If it sounds like Ms. Wolf is busy, that is because she is. Her workday begins at 9 a.m., when she arrives at the offices of “The Daily Show With Trevor Noah,” where she has worked as a writer and on-air contributor since 2016. Around 7:30 p.m., she leaves, drops off her bag at home (when she has time), and heads straight to a standup show. She performs standup eight to 16 times over the course of a week. On many weekends, she travels to clubs around the country.
“I want to see if my jokes work everywhere,” she said, taking a sip of a hot cocktail with brandy. “A good joke can work in New York and Kentucky.” With her erratic schedule, the only routine she has mastered is tardiness. “I always almost miss my flight,” she said. “My routine is to constantly, no matter how bad or good the traffic is, to almost miss my flight.”
After leaving the pub, Ms. Wolf wandered through the mostly empty streets of the Village and SoHo, a standard decompression activity for her. Garbage trucks rumbled by as she recalled how even as a child in Scranton, Pa., her days had been filled with activities from morning until night. “School, whatever sport I was doing at the time, dance class,” she said. “Then homework and then bed.”

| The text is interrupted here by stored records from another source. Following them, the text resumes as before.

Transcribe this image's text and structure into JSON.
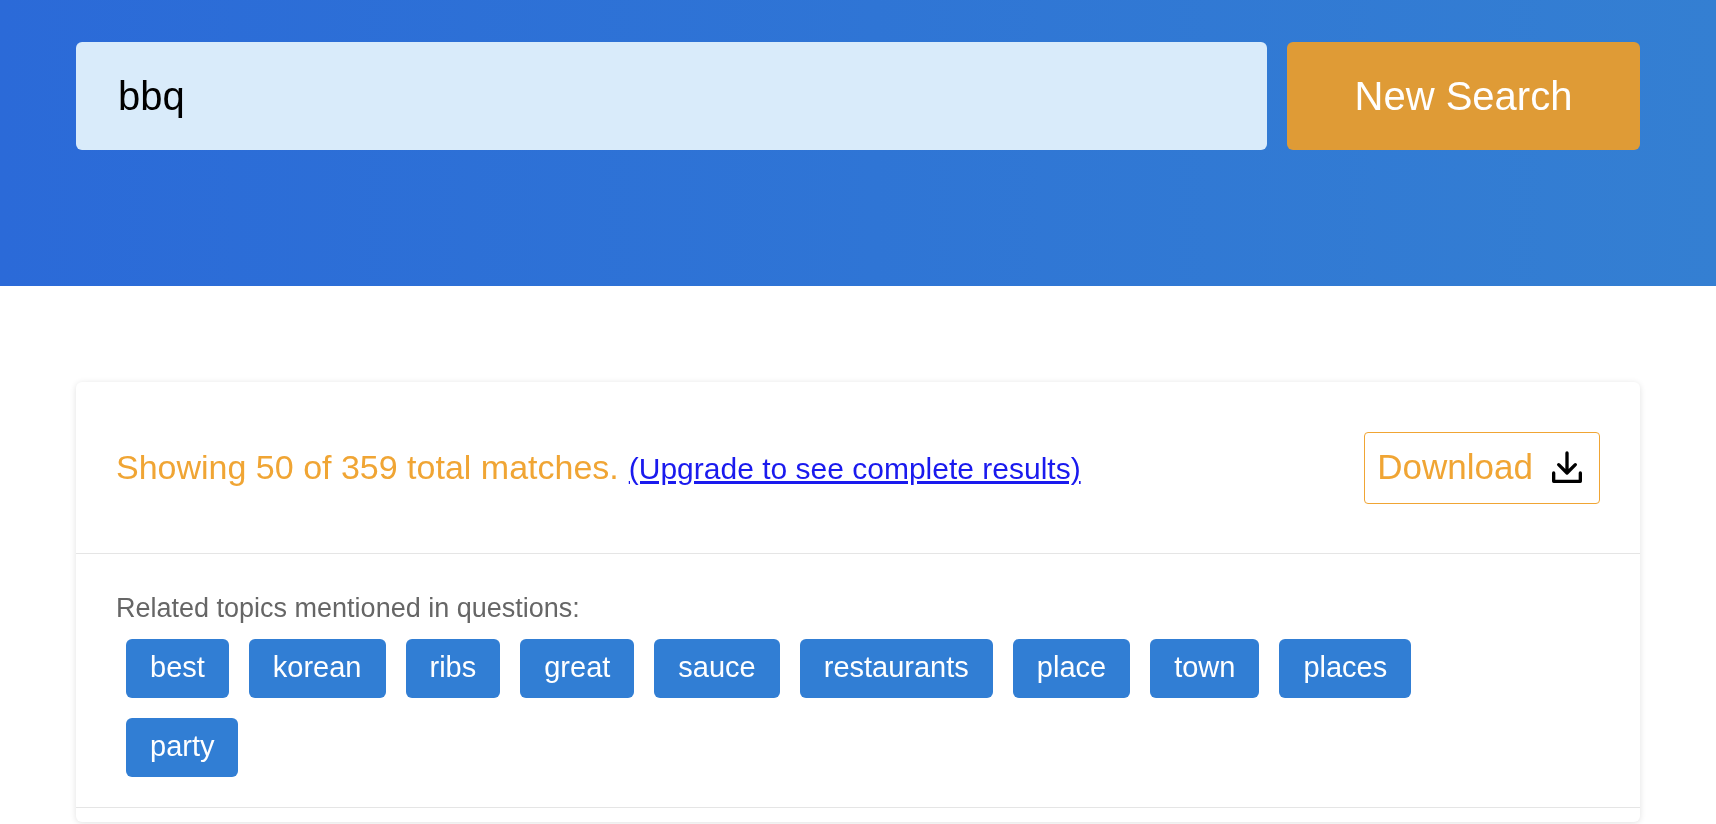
{
  "search": {
    "value": "bbq",
    "button": "New Search"
  },
  "results": {
    "summary": "Showing 50 of 359 total matches.",
    "upgrade_link": "(Upgrade to see complete results)",
    "download_button": "Download"
  },
  "related": {
    "label": "Related topics mentioned in questions:",
    "tags": [
      "best",
      "korean",
      "ribs",
      "great",
      "sauce",
      "restaurants",
      "place",
      "town",
      "places",
      "party"
    ]
  }
}
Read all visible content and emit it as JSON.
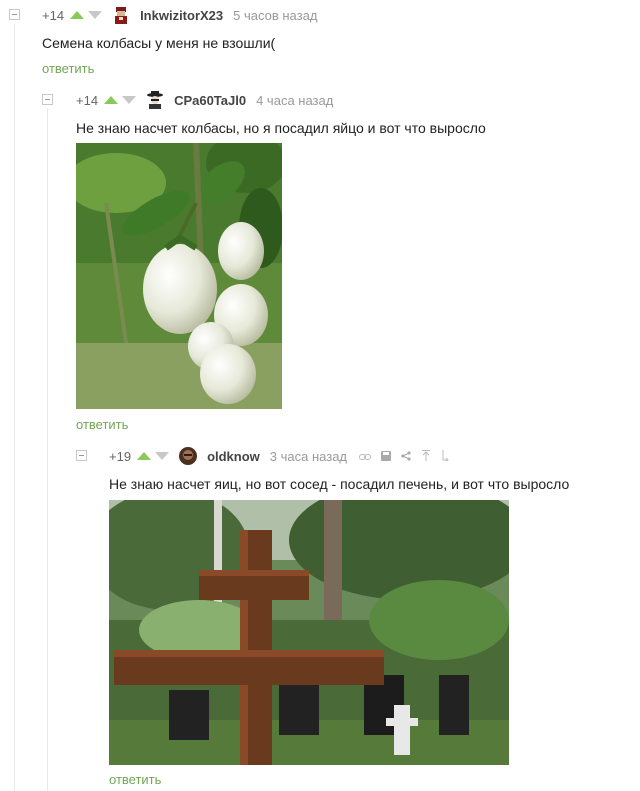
{
  "comments": [
    {
      "rating": "+14",
      "user": "InkwizitorX23",
      "time": "5 часов назад",
      "text": "Семена колбасы у меня не взошли(",
      "reply": "ответить"
    },
    {
      "rating": "+14",
      "user": "CPa60TaJl0",
      "time": "4 часа назад",
      "text": "Не знаю насчет колбасы, но я посадил яйцо и вот что выросло",
      "reply": "ответить"
    },
    {
      "rating": "+19",
      "user": "oldknow",
      "time": "3 часа назад",
      "text": "Не знаю насчет яиц, но вот сосед - посадил печень, и вот что выросло",
      "reply": "ответить",
      "tools": [
        "link-icon",
        "save-icon",
        "share-icon",
        "scroll-top-icon",
        "parent-icon"
      ]
    }
  ],
  "colors": {
    "accent_green": "#6fa854",
    "upvote": "#8ac858",
    "downvote": "#c8c8c8"
  }
}
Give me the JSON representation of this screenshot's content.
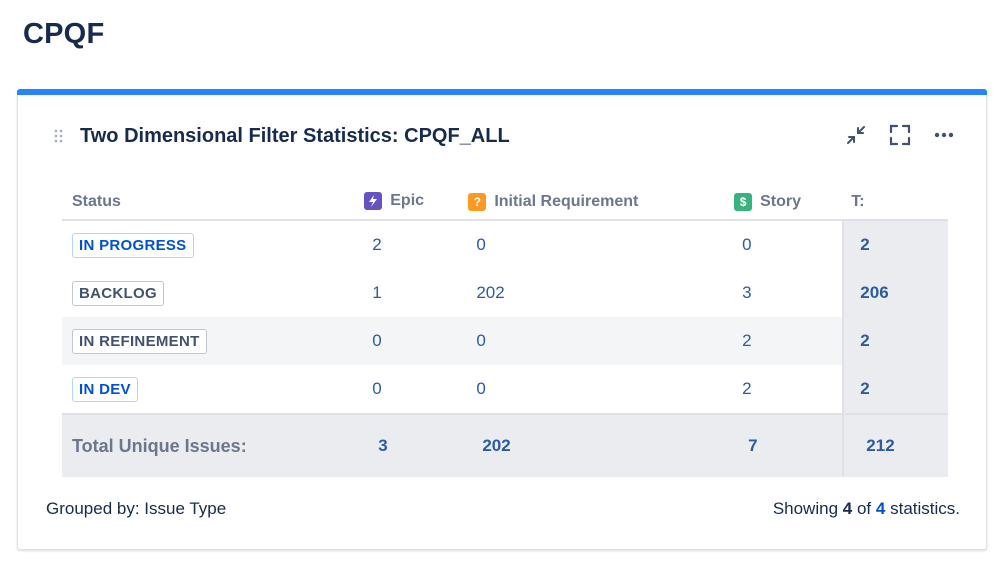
{
  "page": {
    "title": "CPQF"
  },
  "gadget": {
    "title": "Two Dimensional Filter Statistics: CPQF_ALL",
    "accent_color": "#2684ff",
    "actions": [
      "minimize-icon",
      "fullscreen-icon",
      "more-icon"
    ]
  },
  "table": {
    "headers": {
      "status": "Status",
      "epic": "Epic",
      "initial_requirement": "Initial Requirement",
      "story": "Story",
      "total": "T:"
    },
    "type_icons": {
      "epic": {
        "glyph": "⚡",
        "color": "#6554c0"
      },
      "initial_requirement": {
        "glyph": "?",
        "color": "#ff991f"
      },
      "story": {
        "glyph": "$",
        "color": "#36b37e"
      }
    },
    "rows": [
      {
        "status": "IN PROGRESS",
        "style": "blue",
        "epic": "2",
        "initial_requirement": "0",
        "story": "0",
        "total": "2"
      },
      {
        "status": "BACKLOG",
        "style": "grey",
        "epic": "1",
        "initial_requirement": "202",
        "story": "3",
        "total": "206"
      },
      {
        "status": "IN REFINEMENT",
        "style": "grey",
        "epic": "0",
        "initial_requirement": "0",
        "story": "2",
        "total": "2"
      },
      {
        "status": "IN DEV",
        "style": "blue",
        "epic": "0",
        "initial_requirement": "0",
        "story": "2",
        "total": "2"
      }
    ],
    "totals": {
      "label": "Total Unique Issues:",
      "epic": "3",
      "initial_requirement": "202",
      "story": "7",
      "total": "212"
    }
  },
  "footer": {
    "grouped_by": "Grouped by: Issue Type",
    "showing_prefix": "Showing",
    "showing_count": "4",
    "showing_of": "of",
    "showing_total": "4",
    "showing_suffix": "statistics."
  }
}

The scheduling intensity continued after she graduated from the College of William and Mary in Virginia and began working in private client services at Bear Stearns in 2007. “It was fun to wear suits for a minute,” she said. “And then quickly I was like, ‘Oh, this is not fun and everyone is mean.’” She began taking improv classes in early 2008 and stuck around the finance world for several years. “My bank job was enough money to pay for all these classes and live very comfortably,” she said.
She gave those jobs partial credit for how comfortable she is in a male-dominated profession. “I grew up with two older brothers, I was in banking, so maybe I have a different perspective,” she said. “But I don’t really feel the boys clubbiness of it. I’ve always felt welcome.”
At the corner of Prince Street and Avenue of the Americas, Ms. Wolf stopped at a deli to buy a pack of Hi-Chew, and said that she had no groceries in her fridge. Food shopping, beyond candy, is out of the question and waiting for a delivery service would require an hourlong chunk of time that she cannot spare. “When I’m on the road, I eat like I’m on the third day of a hiking trip all the time,” she said. “I’m eating beef jerky and trail mix constantly.”
Ms. Wolf considers herself lucky because she needs only about five to six hours of sleep. “I only drink an entire French press when I wake up in the morning,” she said.
She has two hobbies: running (eight to 15 miles at a time) and watching television (“Scandal,” “The Great British Bake Off” and anything on the Food Network or HGTV). In May, she and her brothers completed the Rim to Rim to Rim trail inside the Grand Canyon, covering about 42 miles in 18 hours. But do not expect jokes about running in her routines.
“No one cares,” she said. She imitated an audience member: “‘I don’t want to hear about running. I hate it. I hate you for talking about running. You’re making me feel lazy.’”
By around 1 a.m., Ms. Wolf was finished with her walk and headed off to her apartment, where she planned to take in an episode or two of “something terrible on TV” so she could fall asleep.
No matter how time-consuming her standup routines are, Ms. Wolf is adamant that she will continue to perform her own material. “I’ve always been shy and kind of solitary,” she said. “For the longest time I just wanted to be agreeable. Comedy was the first time I really figured out who I was.”